Michigan ConCon Considerations
February 19, 2010 – 9:14 pm Every 16 years, Michigan’s Constitution of 1963 requires a referendum on holding a Convention. The current Constitution came into being after the State of Michigan was unable to meet payroll in the last of a series of periodic fiscal crises that plagued it since the beginning of the 20th century. The cause was a very unstable tax base, heavily dependent on excsies of various kinds and subject to significant fluctuation.
The product of the constitutional convention of 1960-63 is what is at stake now. Michigan has survived budget crises since, mainly the result of the state’s economy being over-dependent on the automobile industry. (No tax system is likely to provide a shock-absorber for the rough ride of a highly cyclic industry.) Michigan maintained a ‘Rainy Day Fund’ that bankrolled state government when revenues fell short in the past; that fund was exhausted early in this decade, as the pre-9/11 recession never ended here. What has sustained Michigan since then have been one-time fixes (moving money from special accounts to cover shortfalls, delaying certain payments, cutting revenue sharing to local governments, cutting school aid, tobacco settlement funds, and lastly, stimulus cash).

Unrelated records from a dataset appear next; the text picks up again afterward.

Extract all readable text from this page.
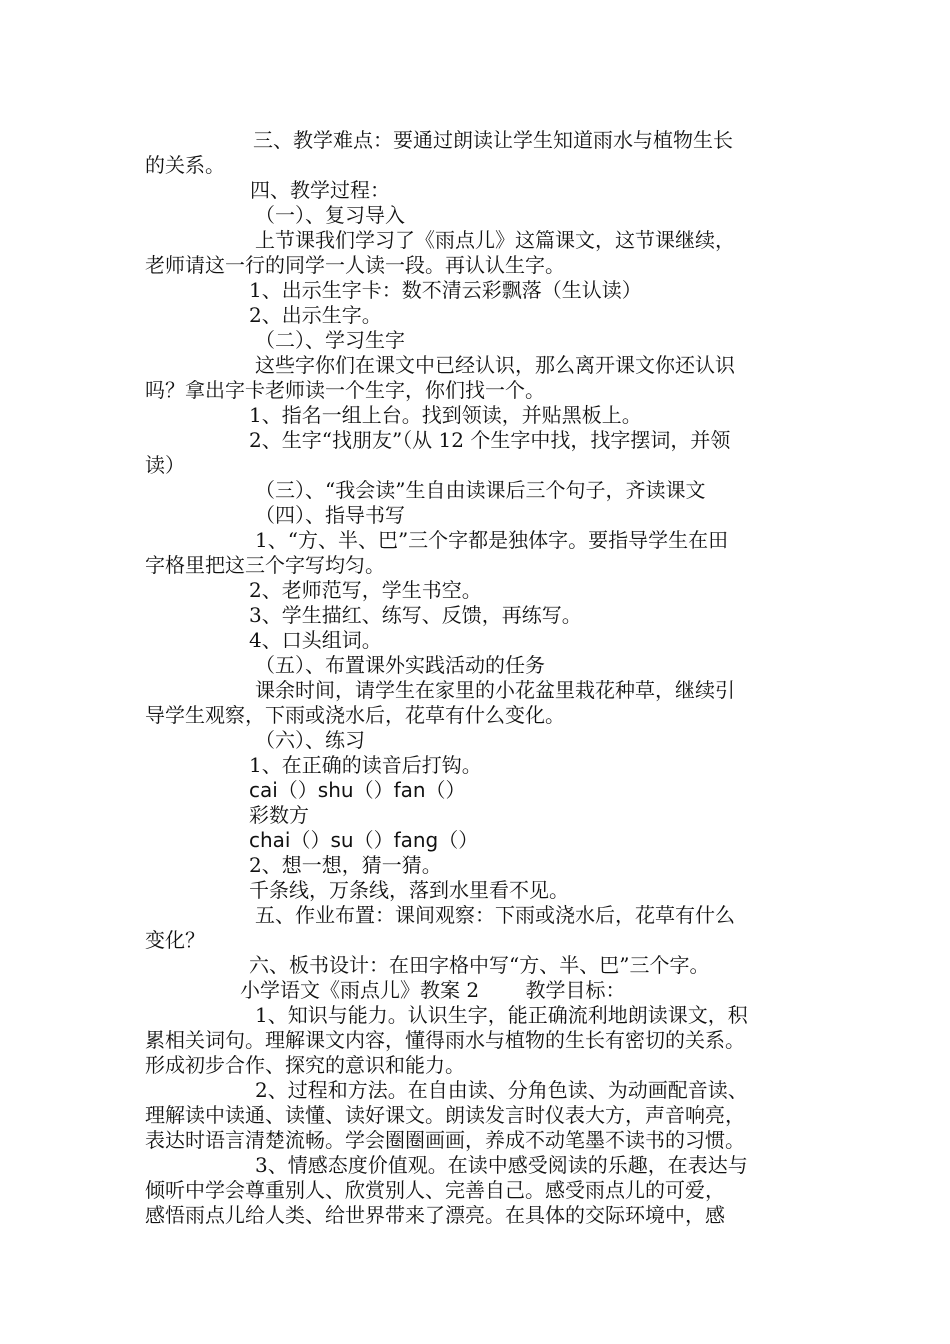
三、教学难点：要通过朗读让学生知道雨水与植物生长
的关系。
四、教学过程：
（一）、复习导入
上节课我们学习了《雨点儿》这篇课文，这节课继续，
老师请这一行的同学一人读一段。再认认生字。
1、出示生字卡：数不清云彩飘落（生认读）
2、出示生字。
（二）、学习生字
这些字你们在课文中已经认识，那么离开课文你还认识
吗？拿出字卡老师读一个生字，你们找一个。
1、指名一组上台。找到领读，并贴黑板上。
2、生字“找朋友”（从 12 个生字中找，找字摆词，并领
读）
（三）、“我会读”生自由读课后三个句子，齐读课文
（四）、指导书写
1、“方、半、巴”三个字都是独体字。要指导学生在田
字格里把这三个字写均匀。
2、老师范写，学生书空。
3、学生描红、练写、反馈，再练写。
4、口头组词。
（五）、布置课外实践活动的任务
课余时间，请学生在家里的小花盆里栽花种草，继续引
导学生观察，下雨或浇水后，花草有什么变化。
（六）、练习
1、在正确的读音后打钩。
cai（）shu（）fan（）
彩数方
chai（）su（）fang（）
2、想一想，猜一猜。
千条线，万条线，落到水里看不见。
五、作业布置：课间观察：下雨或浇水后，花草有什么
变化？
六、板书设计：在田字格中写“方、半、巴”三个字。
小学语文《雨点儿》教案 2　　 教学目标：
1、知识与能力。认识生字，能正确流利地朗读课文，积
累相关词句。理解课文内容，懂得雨水与植物的生长有密切的关系。
形成初步合作、探究的意识和能力。
2、过程和方法。在自由读、分角色读、为动画配音读、
理解读中读通、读懂、读好课文。朗读发言时仪表大方，声音响亮，
表达时语言清楚流畅。学会圈圈画画，养成不动笔墨不读书的习惯。
3、情感态度价值观。在读中感受阅读的乐趣，在表达与
倾听中学会尊重别人、欣赏别人、完善自己。感受雨点儿的可爱，
感悟雨点儿给人类、给世界带来了漂亮。在具体的交际环境中，感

The fault lies, in this writer’s opinion, not in the Constitution of 1963, but in our current political leadership. Any system can be gamed, and even a bad system can be made to work, even if only poorly. The Inca built their empire as an isolated, totalitarian socialist state, and it might well still be in existence if invaders from what amounts to another world had not destroyed it. By our standards, it produced a poor existence for virtually all its’ subjects, and stunted their humanity in the process, but it self-perpetuated for many generations. The Mamlukes ruled Egypt and made her a great power for two and a half centuries using a system based on kidnapping children from foreign lands, making them slaves, and then letting the ablest and most ruthless ascend the ranks of their army, with the throne usually achieved by assassination. So, it is not necessarily the the particulars of a system, but who runs it that is important. Michigan’s Constitution is designed for a people capable of self-government, and in particular is suited to the genius of a people who embrace a ‘Protestant work ethic,’ a sense of fair play, a Progressive bent in favoring citizen participation in government, a focus on education (the words of the Northwest ordinance concerning ‘schools and the means of education’ to forever be encouraged appear verbatim in the document), and an abhorrence of the death penalty, which Michigan has never had as a state. If the people elected to govern fit the system they inherited, they would govern well.
That Michigan is in crisis is not news; that Michigan’s fiscal problems are not the worst in the nation may be. Other states, such as California, Illinois and New York,
are in worse shape, even though they have only experienced hard economic times since 2007, whereas Michigan never recovered from the recession of 2000. Muddling through deserves no plaudits, but greater censure should be reserved for those who had more resources and have suffered relatively less.
Michigan therefore cannot be said to be badly governed. It could be governed better, and that it is not is due to a failure of leadership in both parties, in all branches of government, and broadly in an electorate that has not risen up to demand better. To make the Constitution the scapegoat is to ignore the reality of poor leadership that has failed to do more than kick the can from one election cycle to the next. Even if a new Constitution could be agreed upon and enacted into law, at least two years would be absorbed in the ConCon process, with an ongoing crisis that will demand resolution much sooner. That resolution may well obviate the reason for calling a ConCon in the first place; a failure to resolve the problems Michigan faces will make the ConCon a sideshow as Michigan joins the list of failed states unable to govern themselves.
Michigan’s vote on a ConCon is a test. It tests whether voters will blame the politicians now in office for not better addressing our fiscal woes, or whether they will decide that the system itself is broken. If it is indeed the latter, look to see the social contract rewritten, with no entitlement sacred. Michigan may be the first to go down this road, but it will not be the last. Other states will have to face voter anger over failures of governance, and that anger may crystallize in wholesale rewriting of constitutions deemed perfectly adequate only a few years ago.
Tea Party activists may find themselves shut out of partisan elections, but voter anger could propel them into ConCons as delegates, giving them scope and opportunity to take concrete action in support of their beliefs. This may be one of the most important legacies of Michigan’s ConCon opportunity, if it serves as the platform for a basic reordering of the was state and local governments operate. Whether for well or ill, we stand on the verge of momentous choices. May we, for the sake of all who come after us, choose rightly.